We add inodes to the uncertain list if any of the following applies
a) are found in an inode btree record reachable from the root in
phase2, but they are suspect based on certain factors - else
we add them to the inode tree directly.
b) are found on the unlinked inodes list in phase3
c) a directory found in an reachable inode btree record points to
them in phase3
so any inodes that either has a link pointing to it, or an inode
allocation btree record pointing to it will still be added to the
uncertain inode list if they aren't on the actual inode btree yet.
Then later in phase3 we move all uncertain inodes that appear fine
back into the main inode record tree.
> I also think there's more to it than that. The walk of the inode list
> also marks all the blocks in the block map as containing inodes, and
> all the blocks still used by those inodes as data/bmap/attr types.
> This change removes that, so we're going to potentially lose that
> state if all the inodes in a block are on the unlinked list.
We still do that walk if we have any genuine reference to the inode.
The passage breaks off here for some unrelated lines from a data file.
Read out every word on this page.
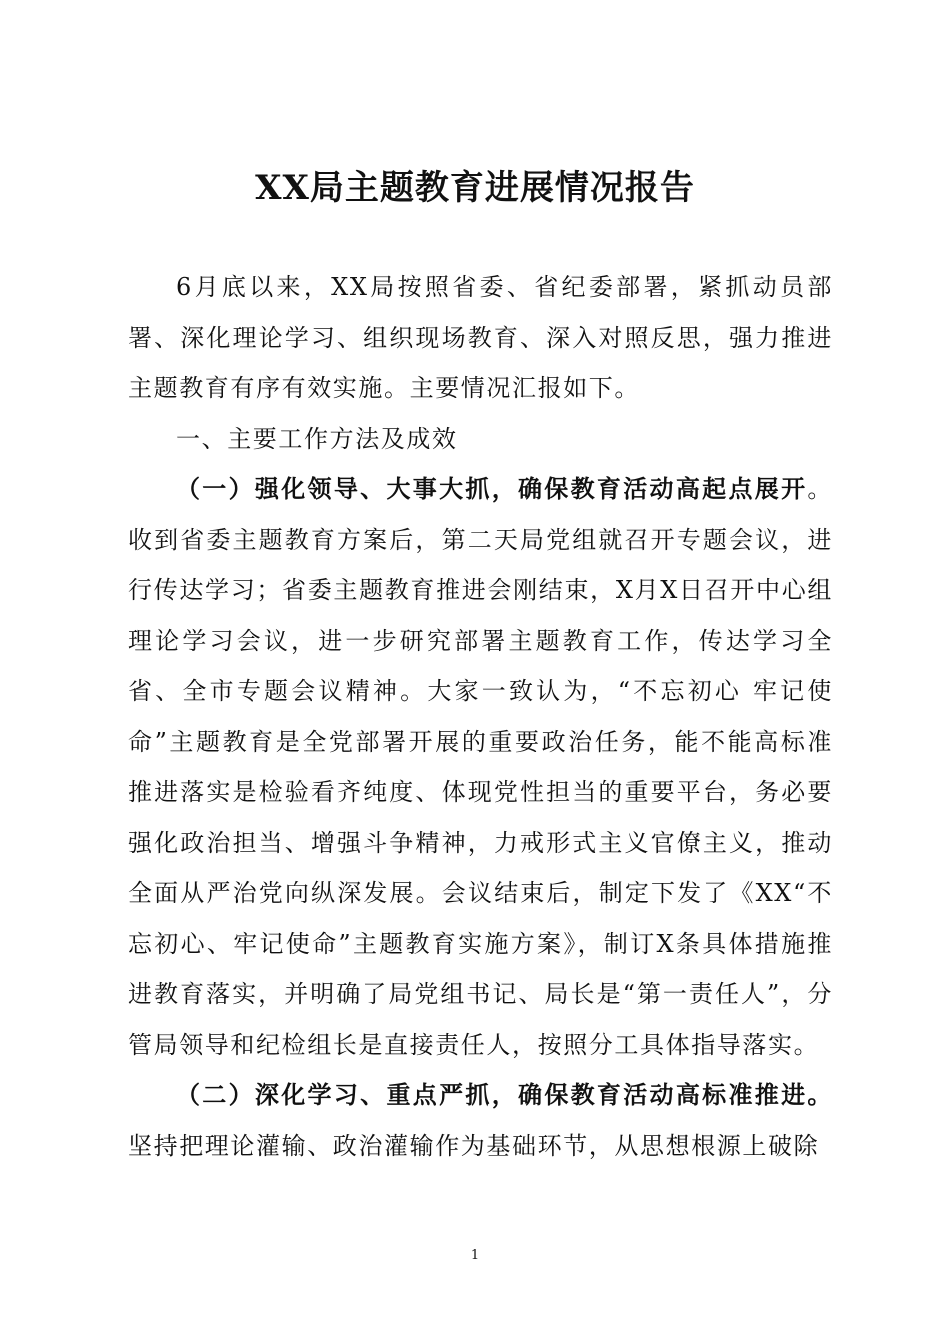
XX局主题教育进展情况报告

6月底以来，XX局按照省委、省纪委部署，紧抓动员部署、深化理论学习、组织现场教育、深入对照反思，强力推进主题教育有序有效实施。主要情况汇报如下。

一、主要工作方法及成效

（一）强化领导、大事大抓，确保教育活动高起点展开。收到省委主题教育方案后，第二天局党组就召开专题会议，进行传达学习；省委主题教育推进会刚结束，X月X日召开中心组理论学习会议，进一步研究部署主题教育工作，传达学习全省、全市专题会议精神。大家一致认为，“不忘初心 牢记使命”主题教育是全党部署开展的重要政治任务，能不能高标准推进落实是检验看齐纯度、体现党性担当的重要平台，务必要强化政治担当、增强斗争精神，力戒形式主义官僚主义，推动全面从严治党向纵深发展。会议结束后，制定下发了《XX“不忘初心、牢记使命”主题教育实施方案》，制订X条具体措施推进教育落实，并明确了局党组书记、局长是“第一责任人”，分管局领导和纪检组长是直接责任人，按照分工具体指导落实。

（二）深化学习、重点严抓，确保教育活动高标准推进。坚持把理论灌输、政治灌输作为基础环节，从思想根源上破除

1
If we don't have any reference but the unlinked list they can be
considered free - we'd free every ressources assoicated with them
on log recovery anyway.
> Hence we'll end up with blocks containing inodes that are still
> marked as used in the AGINO btree, but are marked as free space in
> the block map.
They aren't. We completely rebuild both the inode allocation and
space allocation bitmaps from the information we gather in the earlier
repair phases, and they will be in sync.
> the AG or filesystem (e.g. agi->agi_count - agi->agi_free). Yes, it will
> still spin for some time on this sort of corruption, but it won't
> get stuck, and it won't add new holes into our block/inode usage
This would basically take forever with thinkgs like Arek's filesystem
with almost 11 million inodes in each AG.